If the errors says “has not been assigned” you can be sure, that indeed some reference has not been assigned in the inspector. The most likely cause of your issue is, that you’ve assigned some variable, but there’s another object with the same script attached, where you didn’t assign it. To find the culprit you can log a debug line to the console and send the current instance as a context with the log statement. This way, when you click (or double-click) the log statement in the console, Unity will highlight the respective GameObject.
public Transform someVariable;
void Start()
{
if(someVariable == null)
Debug.LogError("SomeVariable has not been assigned.", this) ;
// Notice, that we pass 'this' as a context object so that Unity will highlight this object when clicked.
}
Additionally, make sure that you are actually modifying only the object you intend to, not a prefab or some duplicate in the scene.

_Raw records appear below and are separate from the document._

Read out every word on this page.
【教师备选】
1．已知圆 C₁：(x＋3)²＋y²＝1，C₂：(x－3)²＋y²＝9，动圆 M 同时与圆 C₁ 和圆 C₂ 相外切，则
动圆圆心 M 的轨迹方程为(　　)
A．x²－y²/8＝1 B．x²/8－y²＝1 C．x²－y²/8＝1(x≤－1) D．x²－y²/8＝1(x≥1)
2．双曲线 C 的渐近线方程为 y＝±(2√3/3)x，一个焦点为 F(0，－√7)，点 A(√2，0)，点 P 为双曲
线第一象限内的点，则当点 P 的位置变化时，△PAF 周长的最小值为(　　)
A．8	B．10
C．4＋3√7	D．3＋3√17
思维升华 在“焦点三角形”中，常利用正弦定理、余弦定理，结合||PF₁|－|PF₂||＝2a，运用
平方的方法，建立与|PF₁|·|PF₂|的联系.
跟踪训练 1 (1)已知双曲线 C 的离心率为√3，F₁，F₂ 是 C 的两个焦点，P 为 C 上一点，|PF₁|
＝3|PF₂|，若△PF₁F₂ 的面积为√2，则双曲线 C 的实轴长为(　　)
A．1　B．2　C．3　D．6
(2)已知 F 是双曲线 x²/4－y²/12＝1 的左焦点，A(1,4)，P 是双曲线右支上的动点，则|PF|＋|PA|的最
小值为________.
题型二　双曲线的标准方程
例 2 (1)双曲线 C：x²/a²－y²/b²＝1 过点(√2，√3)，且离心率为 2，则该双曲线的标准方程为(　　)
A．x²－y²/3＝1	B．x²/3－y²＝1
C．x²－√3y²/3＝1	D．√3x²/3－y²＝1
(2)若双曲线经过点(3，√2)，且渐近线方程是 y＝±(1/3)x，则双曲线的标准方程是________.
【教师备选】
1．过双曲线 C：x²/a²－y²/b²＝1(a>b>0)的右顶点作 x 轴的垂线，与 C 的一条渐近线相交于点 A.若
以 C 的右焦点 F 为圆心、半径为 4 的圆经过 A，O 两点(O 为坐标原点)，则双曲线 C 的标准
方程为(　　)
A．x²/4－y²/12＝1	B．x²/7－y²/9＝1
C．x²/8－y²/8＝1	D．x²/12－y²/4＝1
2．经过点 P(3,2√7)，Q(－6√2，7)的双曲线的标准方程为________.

To make sure, I would create a new scene and place (or recreate) only the relevant objects for testing.
Assigning with GameObject.FindWithTag is not required and I wouldn’t recommend it here. Just find the missing reference on one of your objects and set it manually.
I don’t think the problem has a connection to any public function and Unity doesn’t lose references in a way that matches what you describe. The only way for Unity to lose a reference would be if the referenced object would be destroyed or the field was set to null by another script. However, if any of this happened, Unity would log an error saying “missing reference exception, the object has been destroyed” or simply “null reference exception, the object is null”. Since the error was “has not been assigned” we can be sure, that Unity has already noticed that nobody set the variable at runtime, instead it was null from the beginning.
Good luck! If nothing helps, create a small UnityPackage showing your problem and somebody here can take a look.